Desteklediği partinin, cemaatin, fraksiyonun görüşü dışına çıkıp söz söylemeyen insanlara bir şey anlatabilmek de artık mümkün görülmüyor! Öyle ki, bazen kendi kendime telkinler bile ediyorum; yazma, konuşma, tartışma! 

Geçen gün bir dost meclisin de sohbet ederken, birçok insanın kendi akıllarıyla hiçbir şey düşünmediklerini bir kez daha gördüm ve kahroldum! 

Sohbet öyle bir noktaya geldi ki, arkadaşlardan bir tanesi dedi ki, ben kurtuluş savaşının dahi yapıldığına artık inanmamaya başladım! 

Bir diğeri daha da ileri giderek; ben dedi, İstanbul’un itilaf devletleri tarafından işgal edildikten sonra savaşsız bir şekilde geri çekilmelerine anlam veremiyorum, yoksa bu işgal danışıklı dövüş müydü, bu konuda kuşkularım var!

Diğer bir arkadaş ise; Türkiye Cumhuriyetini kuranların, Kürtleri kandırdığını, aslında Kürtlere kendi yaşadıkları bölgelerde bağımsız bir Devlet kurmaları konusunda söz verildiğini ifade etti! 

Bu sözlerden sonra bana düşen şeyin etraflıca ne olup bittiğini bu arkadaşlara bildiğim kadar anlatmaktı…

Ve öyle de yaptım… Ama sizi temin ederim, benim anlattıklarım karşısında susmalarına karşın, anlattıklarıma inanmadıklarını da gördüm!

Bu olup bitenlerin sorumlusu kim ya da kimler diye düşünmek üzerine kafa yormak zorundayız artık…

Düşünübiliyormusunuz?

Bu ülkenin evlatları, Türk Kurtuluş savaşına bile inanmamak noktasına gelmişler!

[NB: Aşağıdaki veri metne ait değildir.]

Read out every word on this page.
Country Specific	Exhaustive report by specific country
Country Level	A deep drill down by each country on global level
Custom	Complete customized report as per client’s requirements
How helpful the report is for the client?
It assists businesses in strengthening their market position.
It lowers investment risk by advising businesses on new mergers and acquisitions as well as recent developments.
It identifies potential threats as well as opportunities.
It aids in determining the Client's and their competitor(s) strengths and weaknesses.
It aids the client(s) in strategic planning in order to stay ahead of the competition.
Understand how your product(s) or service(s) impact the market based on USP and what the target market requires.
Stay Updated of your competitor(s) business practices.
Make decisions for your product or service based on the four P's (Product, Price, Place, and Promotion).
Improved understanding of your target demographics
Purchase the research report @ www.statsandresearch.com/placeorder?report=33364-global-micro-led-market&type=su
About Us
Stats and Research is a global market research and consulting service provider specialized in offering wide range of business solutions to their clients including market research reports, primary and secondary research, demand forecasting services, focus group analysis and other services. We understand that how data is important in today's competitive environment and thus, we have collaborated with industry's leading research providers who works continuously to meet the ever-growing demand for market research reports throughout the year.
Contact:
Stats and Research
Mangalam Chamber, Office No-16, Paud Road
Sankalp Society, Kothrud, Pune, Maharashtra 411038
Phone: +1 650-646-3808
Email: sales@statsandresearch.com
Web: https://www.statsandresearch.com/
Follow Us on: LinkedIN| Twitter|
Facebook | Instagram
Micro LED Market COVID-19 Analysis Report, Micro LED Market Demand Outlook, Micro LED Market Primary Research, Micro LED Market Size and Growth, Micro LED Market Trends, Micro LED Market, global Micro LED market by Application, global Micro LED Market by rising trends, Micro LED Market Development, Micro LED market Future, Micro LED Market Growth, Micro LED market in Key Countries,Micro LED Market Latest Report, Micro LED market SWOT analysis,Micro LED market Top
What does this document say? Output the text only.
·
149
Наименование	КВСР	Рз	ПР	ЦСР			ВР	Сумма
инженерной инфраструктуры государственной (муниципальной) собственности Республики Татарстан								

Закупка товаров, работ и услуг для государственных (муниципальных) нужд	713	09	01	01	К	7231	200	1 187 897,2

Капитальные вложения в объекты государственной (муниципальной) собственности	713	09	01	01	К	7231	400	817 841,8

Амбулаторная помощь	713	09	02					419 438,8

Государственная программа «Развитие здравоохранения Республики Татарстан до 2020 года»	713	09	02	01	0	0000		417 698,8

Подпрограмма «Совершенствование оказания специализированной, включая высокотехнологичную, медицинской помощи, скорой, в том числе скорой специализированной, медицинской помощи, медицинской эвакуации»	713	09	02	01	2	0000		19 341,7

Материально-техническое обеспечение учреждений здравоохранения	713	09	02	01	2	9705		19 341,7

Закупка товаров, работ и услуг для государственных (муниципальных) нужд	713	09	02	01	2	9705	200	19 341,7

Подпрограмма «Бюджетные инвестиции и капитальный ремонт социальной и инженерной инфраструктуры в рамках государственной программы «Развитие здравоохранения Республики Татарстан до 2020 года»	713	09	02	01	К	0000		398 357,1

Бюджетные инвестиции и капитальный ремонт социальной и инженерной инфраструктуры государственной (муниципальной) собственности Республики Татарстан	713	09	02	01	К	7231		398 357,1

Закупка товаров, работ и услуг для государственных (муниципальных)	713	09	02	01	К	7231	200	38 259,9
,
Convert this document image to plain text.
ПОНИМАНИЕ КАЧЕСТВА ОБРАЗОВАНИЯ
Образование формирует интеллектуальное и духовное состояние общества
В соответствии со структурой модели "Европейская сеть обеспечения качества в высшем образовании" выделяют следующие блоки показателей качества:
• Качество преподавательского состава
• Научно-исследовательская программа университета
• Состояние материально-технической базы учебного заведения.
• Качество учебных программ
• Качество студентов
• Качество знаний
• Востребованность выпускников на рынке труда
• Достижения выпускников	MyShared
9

Ta aileden başlayarak, cemiyetin her kademesinin yeniden durup düşünmesi gerekir artık… O sohbette ifade ettiğim düşüncelerimle yazımı nihayetlendirmek istiyorum… 

Maalesef bugün; bazı hain politikacıların, ne dediğini bilmeyen yazarçizer takımının, İslam’dan bihaber “İslamcıların””,Milliyetçilikten ziyade ırkçılığa meyleden düşüncenin(ve bunların bugün için basiretsiz ve içi kof ideologlarının),ülkemizi ahır yoluna çeviren yabancı uzmanların(!) ve Tarih şuurundan yoksun, yazboz tahtasına dönen Milli eğitimimizin, hep birlikte el ele vererek ülkemizi felakete sürüklediklerine üzülerek şahit olmaktayız! 

Ve ben haklı olduğuma inandığım halde tartışmanın canımı daha fazla sıkmasına müsaade etmeden bu tip tartışmalardan uzak kalmaya da çabaladığımı ifade etmek istiyorum!… Haklı olduğumu bile bile münakaşadan uzaklaşmanın doğru bir yol olduğunu bilmiyorum ama bildiğim bir şey de var ki, oda; fazla münakaşanın hakikati kaybettiği gerçeğidir!